The proper solution for finding new suppliers is a supplier discovery / network solution like
Apex Analytix,
Graphite Connect,
MFG,
Onventis,
Promena,
ScoutBee,
Supplhi,
supplier.io, and
Tealbook.

NOT SEO!!!

So, even though Procurement is the life blood of the business, when it comes to mainstream coverage, Procurement Don’t Get No Regard, No Regard At All!

The One Sign You Don’t Have a Highly Functional Procurement Department

Recently, on Linked In, Anders Lillevik, who (once) tried to buy and drowned in paperwork (which is why he decided he needed to find a Focal Point), decided to post what he thought were the six signs your procurement efforts aren’t delivering the impact they should. In his view, they were:

  1. No spend visibility
  2. Unhappy customers
  3. Backlogs and delays
  4. Poor supplier relationships
  5. Reliance on manual processes
  6. Department is seen as tactical, not strategic

… which were signs that your Procurement department is not delivering, but not the one sign you have to look for to determine whether or not you have a highly functional Procurement department, since these are all symptoms of a single root cause. In fact, if you wanted to go down this route, instead of identifying the core problem, you could also add the following to Anders’ list:

  1. Spend is spiralling out of control while the
  2. Company is having to fire-sale / toss out expired products and outdated inventory on a quarterly basis and
  3. Your brand is in the toilet thanks to excessive carbon, poor working conditions / human slavery, and excessive waste (and wasteful practices) in the supply chain.
  4. Every department head is screaming “The Sky is Falling!”, “The Sky is Falling!”.

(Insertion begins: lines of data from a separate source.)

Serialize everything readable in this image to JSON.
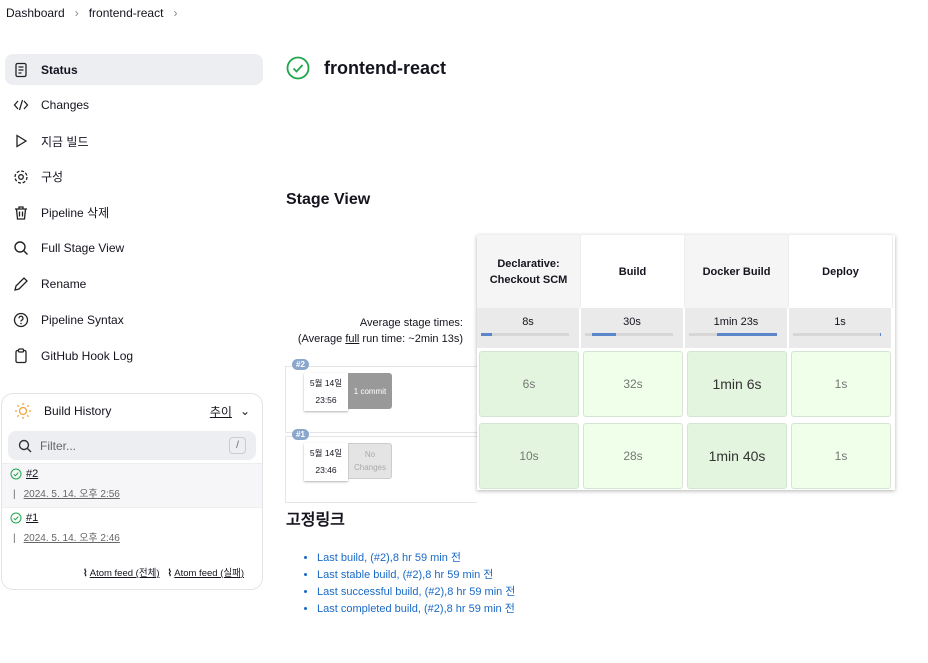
{
  "breadcrumb": [
    "Dashboard",
    "frontend-react"
  ],
  "sidebar": {
    "items": [
      {
        "label": "Status",
        "icon": "document-icon"
      },
      {
        "label": "Changes",
        "icon": "code-icon"
      },
      {
        "label": "지금 빌드",
        "icon": "play-icon"
      },
      {
        "label": "구성",
        "icon": "gear-icon"
      },
      {
        "label": "Pipeline 삭제",
        "icon": "trash-icon"
      },
      {
        "label": "Full Stage View",
        "icon": "search-icon"
      },
      {
        "label": "Rename",
        "icon": "pencil-icon"
      },
      {
        "label": "Pipeline Syntax",
        "icon": "help-icon"
      },
      {
        "label": "GitHub Hook Log",
        "icon": "clipboard-icon"
      }
    ]
  },
  "build_history": {
    "title": "Build History",
    "trend": "추이",
    "filter_placeholder": "Filter...",
    "shortcut": "/",
    "builds": [
      {
        "number": "#2",
        "date": "2024. 5. 14. 오후 2:56",
        "status": "success"
      },
      {
        "number": "#1",
        "date": "2024. 5. 14. 오후 2:46",
        "status": "success"
      }
    ],
    "feeds": [
      "Atom feed (전체)",
      "Atom feed (실패)"
    ]
  },
  "main": {
    "title": "frontend-react",
    "stage_view_title": "Stage View",
    "permalinks_title": "고정링크",
    "permalinks": [
      "Last build, (#2),8 hr 59 min 전",
      "Last stable build, (#2),8 hr 59 min 전",
      "Last successful build, (#2),8 hr 59 min 전",
      "Last completed build, (#2),8 hr 59 min 전"
    ]
  },
  "stage_view": {
    "avg_label": "Average stage times:",
    "avg_full_pre": "(Average ",
    "avg_full_link": "full",
    "avg_full_post": " run time: ~2min 13s)",
    "stages": [
      {
        "name": "Declarative: Checkout SCM",
        "avg": "8s",
        "bar_start": 0,
        "bar_fraction": 0.12
      },
      {
        "name": "Build",
        "avg": "30s",
        "bar_start": 0.08,
        "bar_fraction": 0.27
      },
      {
        "name": "Docker Build",
        "avg": "1min 23s",
        "bar_start": 0.32,
        "bar_fraction": 0.68
      },
      {
        "name": "Deploy",
        "avg": "1s",
        "bar_start": 0.99,
        "bar_fraction": 0.01
      }
    ],
    "runs": [
      {
        "badge": "#2",
        "date": "5월 14일",
        "time": "23:56",
        "changes": "1 commit",
        "times": [
          "6s",
          "32s",
          "1min 6s",
          "1s"
        ]
      },
      {
        "badge": "#1",
        "date": "5월 14일",
        "time": "23:46",
        "changes": "No Changes",
        "times": [
          "10s",
          "28s",
          "1min 40s",
          "1s"
        ]
      }
    ]
  },
  "colors": {
    "success": "#1ea64b",
    "link": "#1a6ac6",
    "stage_bar": "#5b86c9"
  }
}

… as these are also signs that your procurement efforts aren’t delivering the efforts. But if you want to know whether or not you have a highly functional Procurement department, all you have to really do is answer this one question:

Do you have a strong CPO providing quarterly metrics charting success improvements over time?

Now we know this is a bit of a cheat, as it’s actually two parts, as just thinking you have a strong CPO is not enough, you need the metric-based reporting to verify, but that’s it. If you have a Strong CPO leading a procurement team charting key metrics across all relevant areas, key categories and initiatives get managed, and, eventually, improved. Moreover, you will find that:

  1. you have great spend visibility across all Spend Under Management (SUM) which will increase over time
  2. you have happier customers as your quality, reliability, and predictability improve in key areas and remain consistent in others
  3. backlogs reduce over time along with unexpected supply chain delays
  4. supplier relationships, at least for key products and services, improve
  5. process automation is employed where appropriate
  6. the department starts to assist other departments with strategy, and begins its journey from tactical to strategic
  7. spend increases are at least contained to inflation
  8. inventory management (and inventory loss) improves
  9. improved supplier vetting and risk analysis weeds out any suppliers known to be exceptionally polluting, use sub-tier suppliers that turn a blind eye to working conditions or slave labour, or be completely indifferent to CSR activities
  10. the department heads stop screaming “The Sky is Falling!” and instead scream “Why Is Everything So Bl00dy Expensive!” (even though Procurement consistently meets or beats market prices)

Not perfect, but all signs that your procurement efforts are delivering the impact they should, or at least getting there.